Der Reuters-Bericht identifizierte die Standorte nicht. Frühere Berichte wiesen darauf hin, dass sich einer der Standorte in Abadeh südlich von Isfahan befand – ein Ort, der sich ab September 2019 befand berichtet von Ministerpräsident Benjamin Netanjahu als Ort einer angeblichen geheimen nuklearen Anlage. Der Iran bestreitet, nach Atomwaffen zu suchen; Netanjahu ist fest davon überzeugt, dass das Regime die Welt betrügt und hat erwähnt Dass eine Schatzkammer nuklearer Dokumente über sein Schurkenprogramm, die der Mossad zwei Jahre lang aus Teheran geschmuggelt hat, die Doppelspurigkeit des Iran beweist.

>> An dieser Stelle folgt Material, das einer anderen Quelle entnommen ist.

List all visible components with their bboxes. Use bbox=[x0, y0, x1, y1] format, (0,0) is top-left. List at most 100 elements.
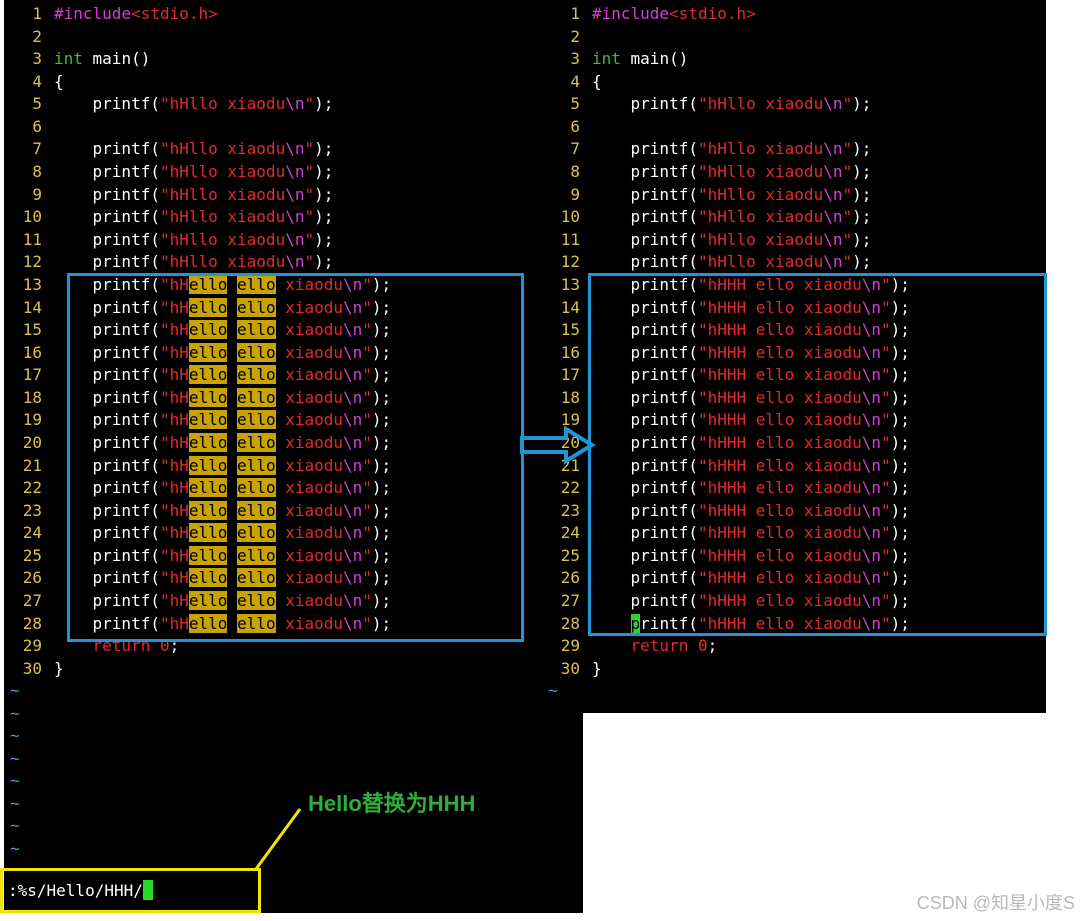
code-token: \n bbox=[823, 229, 843, 249]
code-token: " bbox=[842, 252, 853, 272]
line-number: 14 bbox=[560, 297, 580, 317]
line-number: 18 bbox=[22, 387, 42, 407]
code-token: \n bbox=[823, 252, 843, 272]
line-text: { bbox=[592, 71, 602, 94]
line-number: 27 bbox=[22, 591, 42, 611]
code-line[interactable]: 12 printf("hHllo xiaodu\n"); bbox=[4, 251, 391, 274]
code-token: printf( bbox=[592, 139, 698, 159]
code-line[interactable]: 4{ bbox=[542, 71, 910, 94]
line-text: int main() bbox=[592, 48, 688, 71]
code-token: " bbox=[842, 207, 853, 227]
left-changed-lines-box bbox=[67, 273, 524, 642]
code-line[interactable]: 3 int main() bbox=[542, 48, 910, 71]
code-token: "hHllo xiaodu bbox=[159, 252, 286, 272]
code-token: "hHllo xiaodu bbox=[697, 162, 824, 182]
code-token: printf( bbox=[592, 229, 698, 249]
code-token: printf( bbox=[54, 184, 160, 204]
code-line[interactable]: 10 printf("hHllo xiaodu\n"); bbox=[542, 206, 910, 229]
code-line[interactable]: 29 return 0; bbox=[542, 635, 910, 658]
code-token: \n bbox=[823, 94, 843, 114]
line-number: 8 bbox=[32, 162, 42, 182]
code-line[interactable]: 5 printf("hHllo xiaodu\n"); bbox=[542, 93, 910, 116]
code-line[interactable]: 2 bbox=[542, 26, 910, 49]
code-token: return bbox=[592, 636, 698, 656]
code-token: } bbox=[54, 658, 64, 678]
code-line[interactable]: 9 printf("hHllo xiaodu\n"); bbox=[4, 184, 391, 207]
code-token: " bbox=[842, 229, 853, 249]
code-line[interactable]: 6 bbox=[542, 116, 910, 139]
code-token: ); bbox=[852, 184, 872, 204]
code-line[interactable]: 30} bbox=[542, 658, 910, 681]
line-number: 20 bbox=[22, 432, 42, 452]
line-number: 1 bbox=[570, 4, 580, 23]
code-token: \n bbox=[823, 207, 843, 227]
code-line[interactable]: 8 printf("hHllo xiaodu\n"); bbox=[542, 161, 910, 184]
line-number: 10 bbox=[560, 207, 580, 227]
code-token: \n bbox=[823, 184, 843, 204]
code-line[interactable]: 6 bbox=[4, 116, 391, 139]
line-number: 22 bbox=[22, 478, 42, 498]
line-number: 15 bbox=[22, 320, 42, 340]
code-line[interactable]: 11 printf("hHllo xiaodu\n"); bbox=[4, 229, 391, 252]
code-token: { bbox=[592, 71, 602, 91]
line-text: printf("hHllo xiaodu\n"); bbox=[592, 184, 872, 207]
code-line[interactable]: 12 printf("hHllo xiaodu\n"); bbox=[542, 251, 910, 274]
line-number: 1 bbox=[32, 4, 42, 23]
line-number: 19 bbox=[22, 410, 42, 430]
code-token: main() bbox=[620, 49, 689, 69]
annotation-label: Hello替换为HHH bbox=[308, 791, 476, 816]
code-token: int bbox=[592, 49, 621, 69]
code-line[interactable]: 30} bbox=[4, 658, 391, 681]
empty-line-tilde: ~ bbox=[10, 793, 20, 813]
code-token: #include bbox=[54, 4, 132, 23]
code-line[interactable]: 9 printf("hHllo xiaodu\n"); bbox=[542, 184, 910, 207]
empty-line-tilde: ~ bbox=[10, 748, 20, 768]
code-line[interactable]: 1 #include<stdio.h> bbox=[542, 3, 910, 26]
right-arrow-icon bbox=[520, 425, 596, 465]
code-token: } bbox=[592, 658, 602, 678]
code-line[interactable]: 8 printf("hHllo xiaodu\n"); bbox=[4, 161, 391, 184]
line-number: 24 bbox=[560, 523, 580, 543]
line-number: 4 bbox=[570, 71, 580, 91]
empty-line-tilde: ~ bbox=[10, 816, 20, 836]
line-number: 12 bbox=[560, 252, 580, 272]
code-token: " bbox=[304, 207, 315, 227]
code-token: printf( bbox=[592, 252, 698, 272]
code-line[interactable]: 7 printf("hHllo xiaodu\n"); bbox=[542, 138, 910, 161]
code-token: 0 bbox=[697, 636, 708, 656]
code-token: ); bbox=[314, 229, 334, 249]
line-number: 16 bbox=[560, 342, 580, 362]
code-token: ); bbox=[314, 94, 334, 114]
line-number: 7 bbox=[32, 139, 42, 159]
code-line[interactable]: 3 int main() bbox=[4, 48, 391, 71]
code-token: " bbox=[304, 94, 315, 114]
code-token: ); bbox=[852, 207, 872, 227]
line-number: 26 bbox=[560, 568, 580, 588]
code-line[interactable]: 5 printf("hHllo xiaodu\n"); bbox=[4, 93, 391, 116]
line-number: 3 bbox=[32, 49, 42, 69]
code-line[interactable]: 1 #include<stdio.h> bbox=[4, 3, 391, 26]
code-line[interactable]: 11 printf("hHllo xiaodu\n"); bbox=[542, 229, 910, 252]
line-number: 9 bbox=[570, 184, 580, 204]
code-token: printf( bbox=[592, 94, 698, 114]
code-line[interactable]: 7 printf("hHllo xiaodu\n"); bbox=[4, 138, 391, 161]
code-line[interactable]: 4{ bbox=[4, 71, 391, 94]
code-token: "hHllo xiaodu bbox=[697, 252, 824, 272]
code-token: " bbox=[304, 162, 315, 182]
code-token: ); bbox=[314, 184, 334, 204]
code-token: "hHllo xiaodu bbox=[159, 229, 286, 249]
line-text: printf("hHllo xiaodu\n"); bbox=[54, 229, 334, 252]
line-number: 29 bbox=[22, 636, 42, 656]
code-token: #include bbox=[592, 4, 670, 23]
code-token: ); bbox=[314, 252, 334, 272]
code-line[interactable]: 10 printf("hHllo xiaodu\n"); bbox=[4, 206, 391, 229]
code-token: " bbox=[842, 94, 853, 114]
line-text: int main() bbox=[54, 48, 150, 71]
line-text: printf("hHllo xiaodu\n"); bbox=[54, 206, 334, 229]
line-number: 9 bbox=[32, 184, 42, 204]
line-number: 2 bbox=[570, 26, 580, 46]
code-line[interactable]: 2 bbox=[4, 26, 391, 49]
code-token: ); bbox=[314, 162, 334, 182]
line-number: 17 bbox=[560, 365, 580, 385]
code-token: \n bbox=[285, 229, 305, 249]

Premierminister Benjamin Netanyahu enthüllt dem Büro des Premierministers am 9. September 2019, was er als Entwicklungsstandort für Atomwaffen in Abadeh, Iran, bezeichnet (Screenshot: YouTube).

Es wird angenommen, dass die von Inspektoren besuchten Standorte seit Jahren nicht mehr genutzt werden. Die IAEO und die westlichen Geheimdienste glauben alle, dass der Iran bis 2003 ein geheimes Atomwaffenprogramm hatte, obwohl Teheran bestreitet, jemals versucht zu haben, solche Waffen zu erhalten.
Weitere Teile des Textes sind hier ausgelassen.